Zalando tackles returns with annoyingly oversized tag

Zalando may have found a new trick to limit the number of returns: an oversized tag should prevent people from wearing the clothes and then sending them back. Returns will only be accepted if the tag is still attached.

 

'Wardrobing' is a real problem

Major e-commerce companies are notoriously relaxed in their return policies: they want to create good will in their customers and convince them of the ease of online shopping. That is why they seem to accept and pay back almost all returned items without question.

 

Some consumers take advantage of that. In the fashion industry, this is called 'wardrobing': wearing an outfit to one or more events and then sending it back. Used returns are a considerable problem in e-commerce, not only for Zalando but also in other branches like for example Dutch Bol.com, as was recently shown in an undercover report.

 

“Do not remove this tag”

Zalando has found a new solution to this now: a tag of 10 by 15 cm, stating "do not remove this tag" in large letters, warning that items cannot be exchanged without it attached.
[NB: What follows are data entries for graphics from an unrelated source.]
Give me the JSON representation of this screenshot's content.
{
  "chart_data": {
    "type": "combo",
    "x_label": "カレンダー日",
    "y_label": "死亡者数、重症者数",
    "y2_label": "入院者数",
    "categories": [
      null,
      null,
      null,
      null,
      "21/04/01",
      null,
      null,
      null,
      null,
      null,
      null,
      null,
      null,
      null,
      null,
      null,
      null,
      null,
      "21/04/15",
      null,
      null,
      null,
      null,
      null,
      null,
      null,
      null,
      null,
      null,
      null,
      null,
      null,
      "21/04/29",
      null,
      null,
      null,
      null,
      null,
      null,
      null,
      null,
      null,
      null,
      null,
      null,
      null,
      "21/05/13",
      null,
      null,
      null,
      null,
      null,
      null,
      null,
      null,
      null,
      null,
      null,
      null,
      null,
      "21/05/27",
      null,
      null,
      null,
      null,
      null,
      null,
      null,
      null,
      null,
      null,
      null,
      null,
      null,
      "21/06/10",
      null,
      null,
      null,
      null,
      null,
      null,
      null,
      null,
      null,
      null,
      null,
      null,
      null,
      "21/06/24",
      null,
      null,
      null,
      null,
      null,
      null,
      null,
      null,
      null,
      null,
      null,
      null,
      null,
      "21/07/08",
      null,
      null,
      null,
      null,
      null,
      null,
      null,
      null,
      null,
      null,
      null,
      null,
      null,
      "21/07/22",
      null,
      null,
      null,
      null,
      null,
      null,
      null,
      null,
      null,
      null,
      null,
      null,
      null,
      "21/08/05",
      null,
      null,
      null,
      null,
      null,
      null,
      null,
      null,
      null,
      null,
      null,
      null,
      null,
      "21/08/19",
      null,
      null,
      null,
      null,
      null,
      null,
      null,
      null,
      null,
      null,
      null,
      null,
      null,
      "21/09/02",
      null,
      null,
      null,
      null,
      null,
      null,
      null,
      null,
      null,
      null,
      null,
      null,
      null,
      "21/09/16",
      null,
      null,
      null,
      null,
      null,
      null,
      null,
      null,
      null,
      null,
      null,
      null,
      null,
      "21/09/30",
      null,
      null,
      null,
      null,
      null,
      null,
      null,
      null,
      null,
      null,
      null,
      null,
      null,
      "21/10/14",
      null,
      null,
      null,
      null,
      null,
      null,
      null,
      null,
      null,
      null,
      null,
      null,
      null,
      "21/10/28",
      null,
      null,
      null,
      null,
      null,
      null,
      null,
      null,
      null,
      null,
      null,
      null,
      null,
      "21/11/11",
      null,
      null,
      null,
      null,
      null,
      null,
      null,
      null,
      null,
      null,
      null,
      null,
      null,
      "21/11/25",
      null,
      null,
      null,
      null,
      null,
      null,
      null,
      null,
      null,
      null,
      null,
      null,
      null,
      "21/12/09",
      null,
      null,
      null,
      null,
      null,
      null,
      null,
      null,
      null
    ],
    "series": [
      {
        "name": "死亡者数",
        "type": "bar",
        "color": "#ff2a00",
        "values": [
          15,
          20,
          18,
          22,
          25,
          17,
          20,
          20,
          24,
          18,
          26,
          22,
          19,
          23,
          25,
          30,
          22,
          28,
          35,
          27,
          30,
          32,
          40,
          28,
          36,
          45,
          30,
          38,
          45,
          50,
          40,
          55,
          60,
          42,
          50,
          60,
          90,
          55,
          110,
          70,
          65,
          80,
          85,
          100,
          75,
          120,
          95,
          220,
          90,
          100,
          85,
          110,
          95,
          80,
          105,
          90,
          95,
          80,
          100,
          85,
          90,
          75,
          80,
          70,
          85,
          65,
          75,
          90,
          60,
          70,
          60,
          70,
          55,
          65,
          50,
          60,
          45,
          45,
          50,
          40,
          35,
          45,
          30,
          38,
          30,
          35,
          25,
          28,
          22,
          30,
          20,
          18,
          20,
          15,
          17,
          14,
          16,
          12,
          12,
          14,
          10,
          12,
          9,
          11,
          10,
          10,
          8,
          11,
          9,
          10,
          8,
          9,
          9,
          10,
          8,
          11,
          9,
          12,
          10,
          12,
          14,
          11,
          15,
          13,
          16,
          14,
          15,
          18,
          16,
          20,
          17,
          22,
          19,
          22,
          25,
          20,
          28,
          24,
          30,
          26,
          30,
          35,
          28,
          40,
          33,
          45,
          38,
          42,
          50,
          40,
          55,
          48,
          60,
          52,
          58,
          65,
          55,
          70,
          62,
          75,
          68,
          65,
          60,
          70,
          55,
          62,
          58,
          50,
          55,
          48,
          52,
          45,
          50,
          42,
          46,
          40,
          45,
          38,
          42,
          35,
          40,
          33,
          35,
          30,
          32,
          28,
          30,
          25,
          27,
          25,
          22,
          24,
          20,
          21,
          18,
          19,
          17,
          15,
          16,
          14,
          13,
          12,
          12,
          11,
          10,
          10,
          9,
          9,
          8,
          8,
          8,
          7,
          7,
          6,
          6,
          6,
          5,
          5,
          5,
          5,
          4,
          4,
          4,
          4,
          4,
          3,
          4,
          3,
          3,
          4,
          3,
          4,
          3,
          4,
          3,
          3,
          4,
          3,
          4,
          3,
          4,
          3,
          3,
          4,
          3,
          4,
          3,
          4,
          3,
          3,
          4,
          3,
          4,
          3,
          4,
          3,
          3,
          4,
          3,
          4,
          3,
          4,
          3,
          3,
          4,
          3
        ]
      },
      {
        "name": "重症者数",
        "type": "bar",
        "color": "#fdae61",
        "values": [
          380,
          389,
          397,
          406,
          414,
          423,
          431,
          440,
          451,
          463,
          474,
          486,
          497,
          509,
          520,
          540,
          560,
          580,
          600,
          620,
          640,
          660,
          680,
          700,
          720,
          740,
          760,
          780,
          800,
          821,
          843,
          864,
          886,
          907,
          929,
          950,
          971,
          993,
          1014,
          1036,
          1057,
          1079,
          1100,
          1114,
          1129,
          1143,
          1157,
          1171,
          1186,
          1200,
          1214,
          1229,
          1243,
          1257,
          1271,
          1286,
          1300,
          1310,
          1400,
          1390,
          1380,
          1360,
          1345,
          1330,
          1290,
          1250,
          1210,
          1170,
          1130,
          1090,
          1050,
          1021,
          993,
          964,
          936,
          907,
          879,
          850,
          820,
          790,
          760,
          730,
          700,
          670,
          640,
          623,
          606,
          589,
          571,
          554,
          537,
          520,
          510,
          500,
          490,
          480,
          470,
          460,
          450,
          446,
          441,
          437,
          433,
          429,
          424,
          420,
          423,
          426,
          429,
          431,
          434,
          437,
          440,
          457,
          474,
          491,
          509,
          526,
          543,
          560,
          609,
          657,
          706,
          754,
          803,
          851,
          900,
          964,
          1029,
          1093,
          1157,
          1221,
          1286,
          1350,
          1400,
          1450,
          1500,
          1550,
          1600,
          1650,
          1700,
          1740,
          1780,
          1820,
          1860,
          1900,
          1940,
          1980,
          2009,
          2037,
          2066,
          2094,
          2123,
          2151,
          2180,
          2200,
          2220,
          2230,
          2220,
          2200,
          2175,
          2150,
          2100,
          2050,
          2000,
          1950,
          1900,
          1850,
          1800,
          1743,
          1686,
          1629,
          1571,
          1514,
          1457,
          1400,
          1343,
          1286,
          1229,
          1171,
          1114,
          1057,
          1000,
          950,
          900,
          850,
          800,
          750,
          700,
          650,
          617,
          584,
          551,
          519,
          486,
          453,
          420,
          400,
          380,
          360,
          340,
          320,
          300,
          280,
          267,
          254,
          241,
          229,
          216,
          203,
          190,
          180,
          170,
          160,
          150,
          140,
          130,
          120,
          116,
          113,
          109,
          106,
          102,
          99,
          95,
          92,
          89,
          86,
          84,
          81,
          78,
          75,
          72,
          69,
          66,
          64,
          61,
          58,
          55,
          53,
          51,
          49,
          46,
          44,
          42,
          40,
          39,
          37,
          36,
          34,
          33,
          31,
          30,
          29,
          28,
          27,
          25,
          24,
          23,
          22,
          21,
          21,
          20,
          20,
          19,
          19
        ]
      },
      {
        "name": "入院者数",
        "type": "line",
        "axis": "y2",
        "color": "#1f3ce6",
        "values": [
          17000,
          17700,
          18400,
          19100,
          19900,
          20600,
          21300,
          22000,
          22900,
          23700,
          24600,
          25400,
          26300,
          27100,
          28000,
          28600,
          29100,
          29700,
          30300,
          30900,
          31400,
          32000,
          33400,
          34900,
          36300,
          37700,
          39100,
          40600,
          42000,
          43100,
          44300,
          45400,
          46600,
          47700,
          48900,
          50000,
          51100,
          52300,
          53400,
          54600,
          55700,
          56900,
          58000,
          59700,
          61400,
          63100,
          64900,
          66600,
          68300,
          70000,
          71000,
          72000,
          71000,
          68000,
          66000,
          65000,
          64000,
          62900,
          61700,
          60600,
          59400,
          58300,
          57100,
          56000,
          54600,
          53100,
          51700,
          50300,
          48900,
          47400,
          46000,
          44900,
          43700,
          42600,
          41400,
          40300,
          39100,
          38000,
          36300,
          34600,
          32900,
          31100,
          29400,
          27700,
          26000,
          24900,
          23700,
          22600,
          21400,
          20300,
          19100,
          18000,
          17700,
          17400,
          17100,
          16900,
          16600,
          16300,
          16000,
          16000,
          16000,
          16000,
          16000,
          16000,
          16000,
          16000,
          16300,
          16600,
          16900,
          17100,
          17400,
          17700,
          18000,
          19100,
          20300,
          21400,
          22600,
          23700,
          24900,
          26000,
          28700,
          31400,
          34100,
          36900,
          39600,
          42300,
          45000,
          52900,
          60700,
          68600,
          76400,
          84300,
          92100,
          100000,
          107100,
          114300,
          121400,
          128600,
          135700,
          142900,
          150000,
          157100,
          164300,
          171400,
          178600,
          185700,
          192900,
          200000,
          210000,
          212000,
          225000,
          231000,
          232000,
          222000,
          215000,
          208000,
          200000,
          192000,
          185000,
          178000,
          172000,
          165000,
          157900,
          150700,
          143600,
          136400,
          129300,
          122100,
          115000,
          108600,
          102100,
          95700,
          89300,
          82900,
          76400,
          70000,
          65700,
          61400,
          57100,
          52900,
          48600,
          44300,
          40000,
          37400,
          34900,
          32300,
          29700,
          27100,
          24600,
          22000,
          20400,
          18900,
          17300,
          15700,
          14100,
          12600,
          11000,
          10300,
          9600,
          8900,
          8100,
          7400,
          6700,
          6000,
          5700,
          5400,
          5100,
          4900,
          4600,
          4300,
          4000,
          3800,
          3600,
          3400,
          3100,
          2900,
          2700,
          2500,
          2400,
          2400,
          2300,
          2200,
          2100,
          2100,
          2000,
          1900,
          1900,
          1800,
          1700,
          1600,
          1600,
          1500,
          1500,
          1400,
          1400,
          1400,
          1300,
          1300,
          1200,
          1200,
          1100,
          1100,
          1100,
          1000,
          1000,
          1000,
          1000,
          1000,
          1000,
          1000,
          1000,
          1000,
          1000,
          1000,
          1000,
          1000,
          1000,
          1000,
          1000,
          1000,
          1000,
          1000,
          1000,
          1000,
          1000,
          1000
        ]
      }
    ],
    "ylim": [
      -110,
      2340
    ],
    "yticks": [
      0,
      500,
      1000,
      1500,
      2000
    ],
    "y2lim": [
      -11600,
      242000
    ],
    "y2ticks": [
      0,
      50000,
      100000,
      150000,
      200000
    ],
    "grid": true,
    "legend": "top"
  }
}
It is unclear whether Zalando will be using the tag for all of its items. The tag is likely mostly intended for more expensive items that can be used for wardrobing.

 

"Zalando is under pressure and is looking for new, subtle ways to boost its profit margin. These oversized tags are one such measure. They also opened some physical stores in Germany to get rid of overstock," Jorg Snoeck (RetailDetail founder and co-author of The Future of Shopping) explains in Belgian newspaper HLN. 

 

Paying for delivery and returns? 

The German fashion platform has been feeling the pressure to finally make a sustainable profit. Zalando has been struggling with high costs, but the returns are an essential part of that. The company admits to a return percentage of 50%, but Snoeck believes that figure is actually even higher, being completely unsustainable in the long run.

 

"The next step could be to make people pay for returns," says Snoeck. Or for the delivery itself: in Italy, Zalando has been experimenting with delivery costs for orders below 24.90 euros. "Zalando is testing those tactics on a small scale and if they seem to be working, they will be rolled out in other places. It is possible that we too will have to pay to receive or send back orders in the future."